Analyse du rôle de certains types cellulaires sur la propagation de l’agent infectieux des EST
Institution:
Versailles-St Quentin en YvelinesDisciplines:
Directors:
Abstract EN:
The expression of the PrP protein is necessary for the replication and the propagation of the infectious agent of the prion disease. The human PRNP gene is localized in the HSA20p12/p13 region, wich has been designated as the PRNP locus. It comprises 3 related genes: PRNP, that encodes PrPC, PRND that encodes Doppel and PRNT that encodes a new putative PrP-related testicular protein. We have investigated the structure of this locus in goats and described the occurrence in this species of a Prnt pseudogene. Analysis of this locus expression in developing goat testes and ovaries highlited a sex-dismorphic Prnd expression pattern. In association with the investigation of Doppel cellular and subcellular localization, these data suggest that this protein could be involved in testis differentiation. Several unsuccessful attempts were made to try to establish a cell culture model permissive to BSE replication and propagation, which despite efforts to several laboratories has yet to be obtained. Transgenic mouse models were created for controlling special and temporal expression of the Prnp gene in vivo as a first step towards a better understanding of the implication of specific cell types in TSE diseases and of the PrPc biological fuction. Two complementary approaches were used i) RNA interference and ii) tetracycline inducible promoters. Expression of a Prnp-targeted artificial miRNA allowed the efficient down regulation of PrPc. The level of inhibition achieved could reach 80 % and appeared to be directly related to the miRNA expression level. A bi-transgenic approach was used to assess in vivo the potential control of the expression of a modified Prnp minigene by the TRSID trans-repressor and doxycycline. The results obtained demonstrated that this methodology could lead to an efficient spatial and temporal control of PrPc expression in vivo, opening new opportunities in TSE researches. We are currently applying this system to try to further assess the induced rescue of inoculated mice by neuronal depletion of PrPc.
Abstract FR:
L’expression de la protéine PrPc est nécessaire à la réplication et à la propagation de l’agent infectieux des maladies à prion. Le gène PRNP humain est localisé dans la région HSA20p12/p13, qui a été désignée sous le nom de locus PRND. Il comprend trois gènes : PRNP, qui code pour la PrPc, PRND qui code pour Doppel, et PRNT qui code pour une nouvelle protéine putative testiculaire. Nous avons étudié la structure de ce locus chez la chèvre et décrit la présence dans cette espèce d’un pseudogène Prnt. L’analyse de l’expression de ce locus au cours du développement ovarien et testiculaire a mis en exergue une expression du gène Prnd sexuellement dimorphique.
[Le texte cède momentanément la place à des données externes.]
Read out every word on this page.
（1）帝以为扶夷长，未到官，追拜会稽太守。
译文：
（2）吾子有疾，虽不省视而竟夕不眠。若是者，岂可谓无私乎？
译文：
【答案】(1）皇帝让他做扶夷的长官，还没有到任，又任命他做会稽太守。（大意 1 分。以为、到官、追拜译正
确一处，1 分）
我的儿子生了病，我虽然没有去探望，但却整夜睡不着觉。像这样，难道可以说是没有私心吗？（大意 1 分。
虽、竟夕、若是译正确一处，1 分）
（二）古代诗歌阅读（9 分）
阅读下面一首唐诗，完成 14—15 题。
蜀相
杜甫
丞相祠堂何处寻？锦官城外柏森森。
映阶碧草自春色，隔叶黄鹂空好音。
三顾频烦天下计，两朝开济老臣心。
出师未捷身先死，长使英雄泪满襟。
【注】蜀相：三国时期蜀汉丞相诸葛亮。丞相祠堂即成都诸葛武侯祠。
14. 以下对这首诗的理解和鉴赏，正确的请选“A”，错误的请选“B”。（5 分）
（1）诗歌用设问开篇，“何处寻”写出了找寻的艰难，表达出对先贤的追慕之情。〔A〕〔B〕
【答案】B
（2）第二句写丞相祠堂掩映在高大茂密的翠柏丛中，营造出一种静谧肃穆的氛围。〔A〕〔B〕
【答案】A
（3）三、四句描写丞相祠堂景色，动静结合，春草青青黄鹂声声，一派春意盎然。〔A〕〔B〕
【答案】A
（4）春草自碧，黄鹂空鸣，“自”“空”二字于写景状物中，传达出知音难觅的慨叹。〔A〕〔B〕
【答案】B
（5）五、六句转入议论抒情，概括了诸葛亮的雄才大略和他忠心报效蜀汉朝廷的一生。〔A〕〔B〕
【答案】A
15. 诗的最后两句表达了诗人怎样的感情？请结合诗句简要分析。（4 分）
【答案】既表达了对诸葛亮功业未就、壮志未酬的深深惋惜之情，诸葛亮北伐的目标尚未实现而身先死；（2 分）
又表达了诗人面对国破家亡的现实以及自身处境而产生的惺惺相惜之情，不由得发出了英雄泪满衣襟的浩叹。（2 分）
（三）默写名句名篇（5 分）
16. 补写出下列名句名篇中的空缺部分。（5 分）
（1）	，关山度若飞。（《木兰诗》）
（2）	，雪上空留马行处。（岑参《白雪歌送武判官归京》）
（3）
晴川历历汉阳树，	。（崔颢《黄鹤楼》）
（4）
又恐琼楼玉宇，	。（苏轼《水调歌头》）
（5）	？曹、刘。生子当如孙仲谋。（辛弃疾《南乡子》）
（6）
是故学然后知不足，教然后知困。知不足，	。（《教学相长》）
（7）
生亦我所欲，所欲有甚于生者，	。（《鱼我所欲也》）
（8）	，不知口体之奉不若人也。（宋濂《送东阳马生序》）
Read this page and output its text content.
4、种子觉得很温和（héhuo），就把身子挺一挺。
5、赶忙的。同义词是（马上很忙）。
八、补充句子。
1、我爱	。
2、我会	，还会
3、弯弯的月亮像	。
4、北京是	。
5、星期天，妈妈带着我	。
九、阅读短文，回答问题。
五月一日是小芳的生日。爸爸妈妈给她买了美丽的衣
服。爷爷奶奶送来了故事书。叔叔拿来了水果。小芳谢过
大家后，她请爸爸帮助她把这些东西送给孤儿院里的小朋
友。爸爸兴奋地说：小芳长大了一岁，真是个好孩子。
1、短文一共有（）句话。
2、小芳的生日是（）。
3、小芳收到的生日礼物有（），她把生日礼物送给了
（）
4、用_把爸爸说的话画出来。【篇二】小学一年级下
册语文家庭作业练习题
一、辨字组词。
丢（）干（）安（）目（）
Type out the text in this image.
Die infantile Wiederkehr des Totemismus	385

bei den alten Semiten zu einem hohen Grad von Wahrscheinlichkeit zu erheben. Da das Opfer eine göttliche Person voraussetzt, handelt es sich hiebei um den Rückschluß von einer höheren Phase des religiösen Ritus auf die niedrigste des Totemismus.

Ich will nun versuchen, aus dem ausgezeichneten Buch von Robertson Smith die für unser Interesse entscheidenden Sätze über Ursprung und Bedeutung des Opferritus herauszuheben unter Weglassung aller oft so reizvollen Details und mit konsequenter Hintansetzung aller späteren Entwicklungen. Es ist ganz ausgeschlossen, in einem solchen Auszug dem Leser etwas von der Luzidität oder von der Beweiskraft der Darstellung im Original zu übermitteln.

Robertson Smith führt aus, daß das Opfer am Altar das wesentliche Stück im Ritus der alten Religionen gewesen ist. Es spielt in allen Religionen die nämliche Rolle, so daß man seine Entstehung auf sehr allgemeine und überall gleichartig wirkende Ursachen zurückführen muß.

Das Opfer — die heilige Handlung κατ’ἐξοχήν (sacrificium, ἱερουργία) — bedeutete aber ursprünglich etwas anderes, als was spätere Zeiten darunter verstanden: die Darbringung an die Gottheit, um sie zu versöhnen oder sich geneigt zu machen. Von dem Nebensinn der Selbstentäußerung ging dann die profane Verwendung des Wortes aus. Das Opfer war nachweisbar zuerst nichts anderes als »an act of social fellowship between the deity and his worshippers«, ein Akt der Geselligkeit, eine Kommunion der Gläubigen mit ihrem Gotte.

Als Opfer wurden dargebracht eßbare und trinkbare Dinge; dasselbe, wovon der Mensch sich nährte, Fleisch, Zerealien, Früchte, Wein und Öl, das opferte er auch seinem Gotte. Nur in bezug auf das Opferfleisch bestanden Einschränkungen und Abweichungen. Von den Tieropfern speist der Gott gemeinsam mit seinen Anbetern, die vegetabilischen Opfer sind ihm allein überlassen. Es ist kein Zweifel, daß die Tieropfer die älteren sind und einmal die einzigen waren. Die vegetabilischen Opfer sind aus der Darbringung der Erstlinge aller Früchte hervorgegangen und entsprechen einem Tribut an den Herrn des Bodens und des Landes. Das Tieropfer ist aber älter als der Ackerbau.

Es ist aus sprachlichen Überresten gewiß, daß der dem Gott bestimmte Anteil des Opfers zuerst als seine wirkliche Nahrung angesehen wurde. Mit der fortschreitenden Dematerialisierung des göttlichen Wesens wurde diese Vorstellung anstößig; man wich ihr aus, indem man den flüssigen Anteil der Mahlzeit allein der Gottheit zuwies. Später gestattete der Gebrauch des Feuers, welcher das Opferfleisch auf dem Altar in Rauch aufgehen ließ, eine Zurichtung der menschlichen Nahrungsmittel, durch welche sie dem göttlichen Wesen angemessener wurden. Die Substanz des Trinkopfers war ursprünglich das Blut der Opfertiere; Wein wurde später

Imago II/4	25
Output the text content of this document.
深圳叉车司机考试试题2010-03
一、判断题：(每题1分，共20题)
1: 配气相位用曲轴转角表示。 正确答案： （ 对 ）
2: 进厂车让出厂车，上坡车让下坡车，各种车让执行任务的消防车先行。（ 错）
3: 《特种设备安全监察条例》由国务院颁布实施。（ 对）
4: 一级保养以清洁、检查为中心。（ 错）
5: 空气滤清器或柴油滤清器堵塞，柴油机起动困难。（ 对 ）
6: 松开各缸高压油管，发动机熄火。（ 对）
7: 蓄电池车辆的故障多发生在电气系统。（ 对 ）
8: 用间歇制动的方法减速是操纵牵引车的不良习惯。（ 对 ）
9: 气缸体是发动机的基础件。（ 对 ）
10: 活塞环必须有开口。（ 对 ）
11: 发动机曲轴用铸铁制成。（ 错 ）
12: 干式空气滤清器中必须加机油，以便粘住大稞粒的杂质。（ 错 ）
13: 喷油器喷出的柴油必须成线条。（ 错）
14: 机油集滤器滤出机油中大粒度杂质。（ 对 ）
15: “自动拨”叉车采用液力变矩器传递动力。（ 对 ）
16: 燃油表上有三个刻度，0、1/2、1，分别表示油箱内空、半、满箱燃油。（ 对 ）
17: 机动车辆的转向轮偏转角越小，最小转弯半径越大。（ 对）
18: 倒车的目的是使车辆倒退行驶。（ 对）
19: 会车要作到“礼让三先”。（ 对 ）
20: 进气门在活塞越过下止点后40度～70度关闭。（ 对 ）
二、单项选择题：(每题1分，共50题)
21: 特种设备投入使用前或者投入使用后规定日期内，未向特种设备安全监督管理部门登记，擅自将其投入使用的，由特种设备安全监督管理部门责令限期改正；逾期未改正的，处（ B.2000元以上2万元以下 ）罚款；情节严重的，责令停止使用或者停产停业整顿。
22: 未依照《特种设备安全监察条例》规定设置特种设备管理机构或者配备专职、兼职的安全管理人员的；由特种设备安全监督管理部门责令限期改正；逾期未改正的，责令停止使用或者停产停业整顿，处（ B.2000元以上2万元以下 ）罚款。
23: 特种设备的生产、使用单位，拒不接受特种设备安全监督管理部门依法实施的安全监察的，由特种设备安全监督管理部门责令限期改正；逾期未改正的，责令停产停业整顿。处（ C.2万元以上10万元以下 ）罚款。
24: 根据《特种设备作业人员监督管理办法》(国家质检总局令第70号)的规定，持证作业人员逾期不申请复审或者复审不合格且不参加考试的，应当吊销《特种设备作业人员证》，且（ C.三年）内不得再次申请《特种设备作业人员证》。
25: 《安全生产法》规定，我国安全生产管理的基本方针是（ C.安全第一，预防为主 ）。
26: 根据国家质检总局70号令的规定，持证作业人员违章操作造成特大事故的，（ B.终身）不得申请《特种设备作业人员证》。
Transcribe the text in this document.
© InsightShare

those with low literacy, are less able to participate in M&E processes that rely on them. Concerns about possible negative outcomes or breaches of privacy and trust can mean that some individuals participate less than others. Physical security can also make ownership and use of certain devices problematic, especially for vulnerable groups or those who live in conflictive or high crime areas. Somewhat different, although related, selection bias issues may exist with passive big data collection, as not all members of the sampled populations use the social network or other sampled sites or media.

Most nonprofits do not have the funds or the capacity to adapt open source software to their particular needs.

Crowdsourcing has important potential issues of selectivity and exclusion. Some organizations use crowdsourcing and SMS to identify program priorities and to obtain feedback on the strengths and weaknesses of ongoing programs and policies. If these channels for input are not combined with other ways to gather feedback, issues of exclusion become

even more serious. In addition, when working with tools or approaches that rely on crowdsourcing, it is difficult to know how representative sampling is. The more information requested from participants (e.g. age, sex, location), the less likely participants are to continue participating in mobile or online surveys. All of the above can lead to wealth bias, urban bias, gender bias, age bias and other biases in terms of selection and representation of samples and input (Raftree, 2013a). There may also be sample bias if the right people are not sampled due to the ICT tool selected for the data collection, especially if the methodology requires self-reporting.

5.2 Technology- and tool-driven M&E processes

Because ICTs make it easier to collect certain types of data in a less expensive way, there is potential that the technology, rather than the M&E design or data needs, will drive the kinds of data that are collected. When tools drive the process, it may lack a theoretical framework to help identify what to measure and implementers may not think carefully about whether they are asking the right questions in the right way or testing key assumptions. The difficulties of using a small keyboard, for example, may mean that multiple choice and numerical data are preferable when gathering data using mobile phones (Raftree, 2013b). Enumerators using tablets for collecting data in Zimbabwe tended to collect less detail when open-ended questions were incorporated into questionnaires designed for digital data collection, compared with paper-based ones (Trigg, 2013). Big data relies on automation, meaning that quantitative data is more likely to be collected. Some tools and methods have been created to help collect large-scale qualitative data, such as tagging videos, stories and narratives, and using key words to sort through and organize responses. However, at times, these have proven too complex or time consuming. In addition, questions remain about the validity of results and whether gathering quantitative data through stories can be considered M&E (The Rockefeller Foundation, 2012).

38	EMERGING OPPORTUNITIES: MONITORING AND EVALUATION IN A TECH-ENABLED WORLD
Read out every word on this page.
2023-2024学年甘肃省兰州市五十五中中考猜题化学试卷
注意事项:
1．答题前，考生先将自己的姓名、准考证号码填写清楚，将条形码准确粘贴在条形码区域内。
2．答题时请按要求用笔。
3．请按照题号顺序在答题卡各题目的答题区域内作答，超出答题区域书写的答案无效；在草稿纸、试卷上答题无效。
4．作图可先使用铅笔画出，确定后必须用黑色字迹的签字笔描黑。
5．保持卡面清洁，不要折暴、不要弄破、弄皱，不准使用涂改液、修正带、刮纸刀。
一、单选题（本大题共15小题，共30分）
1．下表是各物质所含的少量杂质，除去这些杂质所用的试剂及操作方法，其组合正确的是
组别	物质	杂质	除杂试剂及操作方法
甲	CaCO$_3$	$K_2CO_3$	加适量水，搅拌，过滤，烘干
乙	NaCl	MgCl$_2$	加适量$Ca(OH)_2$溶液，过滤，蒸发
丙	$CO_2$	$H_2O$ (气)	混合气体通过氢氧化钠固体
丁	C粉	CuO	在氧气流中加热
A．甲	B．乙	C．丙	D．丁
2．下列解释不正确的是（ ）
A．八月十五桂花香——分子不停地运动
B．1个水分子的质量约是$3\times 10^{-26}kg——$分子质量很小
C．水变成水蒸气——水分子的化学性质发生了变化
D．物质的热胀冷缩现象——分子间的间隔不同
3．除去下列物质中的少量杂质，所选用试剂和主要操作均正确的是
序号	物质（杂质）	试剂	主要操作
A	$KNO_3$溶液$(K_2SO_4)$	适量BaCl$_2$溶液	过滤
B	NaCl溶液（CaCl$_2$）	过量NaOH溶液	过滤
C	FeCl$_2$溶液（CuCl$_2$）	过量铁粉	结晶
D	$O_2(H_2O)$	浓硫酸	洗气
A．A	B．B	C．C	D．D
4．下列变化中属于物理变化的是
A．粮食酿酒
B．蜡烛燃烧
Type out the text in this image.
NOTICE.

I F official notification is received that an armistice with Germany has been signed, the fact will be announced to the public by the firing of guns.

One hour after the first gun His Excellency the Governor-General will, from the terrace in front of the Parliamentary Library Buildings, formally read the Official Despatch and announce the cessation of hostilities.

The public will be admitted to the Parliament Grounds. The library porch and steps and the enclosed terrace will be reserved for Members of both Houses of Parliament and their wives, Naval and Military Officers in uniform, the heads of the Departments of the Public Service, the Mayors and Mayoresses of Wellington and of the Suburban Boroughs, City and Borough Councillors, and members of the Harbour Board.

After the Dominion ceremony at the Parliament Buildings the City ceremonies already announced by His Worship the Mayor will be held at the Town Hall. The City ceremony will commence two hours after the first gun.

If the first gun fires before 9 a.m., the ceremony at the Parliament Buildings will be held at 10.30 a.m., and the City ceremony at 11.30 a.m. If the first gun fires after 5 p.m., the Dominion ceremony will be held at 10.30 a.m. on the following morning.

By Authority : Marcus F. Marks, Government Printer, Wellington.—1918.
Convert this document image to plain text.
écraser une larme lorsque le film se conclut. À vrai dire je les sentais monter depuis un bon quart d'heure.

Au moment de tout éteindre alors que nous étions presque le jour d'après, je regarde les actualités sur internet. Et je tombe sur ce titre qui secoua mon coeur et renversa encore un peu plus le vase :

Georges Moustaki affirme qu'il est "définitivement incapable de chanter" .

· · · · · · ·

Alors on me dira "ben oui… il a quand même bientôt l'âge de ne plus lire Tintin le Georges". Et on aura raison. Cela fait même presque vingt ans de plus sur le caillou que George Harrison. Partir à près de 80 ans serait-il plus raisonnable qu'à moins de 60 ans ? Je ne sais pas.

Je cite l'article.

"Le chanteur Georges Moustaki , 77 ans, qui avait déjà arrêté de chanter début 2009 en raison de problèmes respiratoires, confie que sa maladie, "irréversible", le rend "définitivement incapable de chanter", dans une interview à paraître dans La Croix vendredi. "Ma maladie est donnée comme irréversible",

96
En association avec l’analyse de localisation cellulaire et sub-cellulaire de Doppel, ces résultats suggèrent que cette protéine pourrait jouer un rôle dans la différentiation testiculaire. Plusieurs essais infructueux ont été tentés pour développer un modèle de culture cellulaire permissif à la propagation et à la réplication de l’ESB, ce qui malgré l’effort de plusieurs laboratoires n’existe pas encore. Des modèles de souris transgéniques ont été créés pour contrôler l’expression tissulaire et temporelle du gène Prnp in vivo, première étape pour rechercher une meilleure compréhension du rôle de certaines cellules sur les pathologies à prions et de la fonction de la PrPc. Deux approches complémentaires ont été utilisées : l’ARN interférence et l’emploi de promoteurs inductibles. L’expression d’un miRNA artificiel ciblant le gène Prnp a permis une répression efficace de l’expression de ce gène. Le taux d’inhibition a atteint 80% et semble directement lié au niveau d’expression du miRNA. Une approche bi-transgénique a été utilisée pour tester la possibilité de contrôler l’expression d’un minigène Prnp modifié par le trans-répresseur TRSID et la doxycycline. Les résultats obtenus ont démontré que cette méthode permet un contrôle efficace de l’expression tissulaire et temporelle de la PrPc in vivo, ouvrant de nouvelles perspectives pour l’étude des maladies à prion. Nous tentons actuellement d’appliquer ce modèle à la poursuite de l’analyse du phénomène de « sauvetage » de souris en cours d’incubation par déplétion neuronale de la Prpc.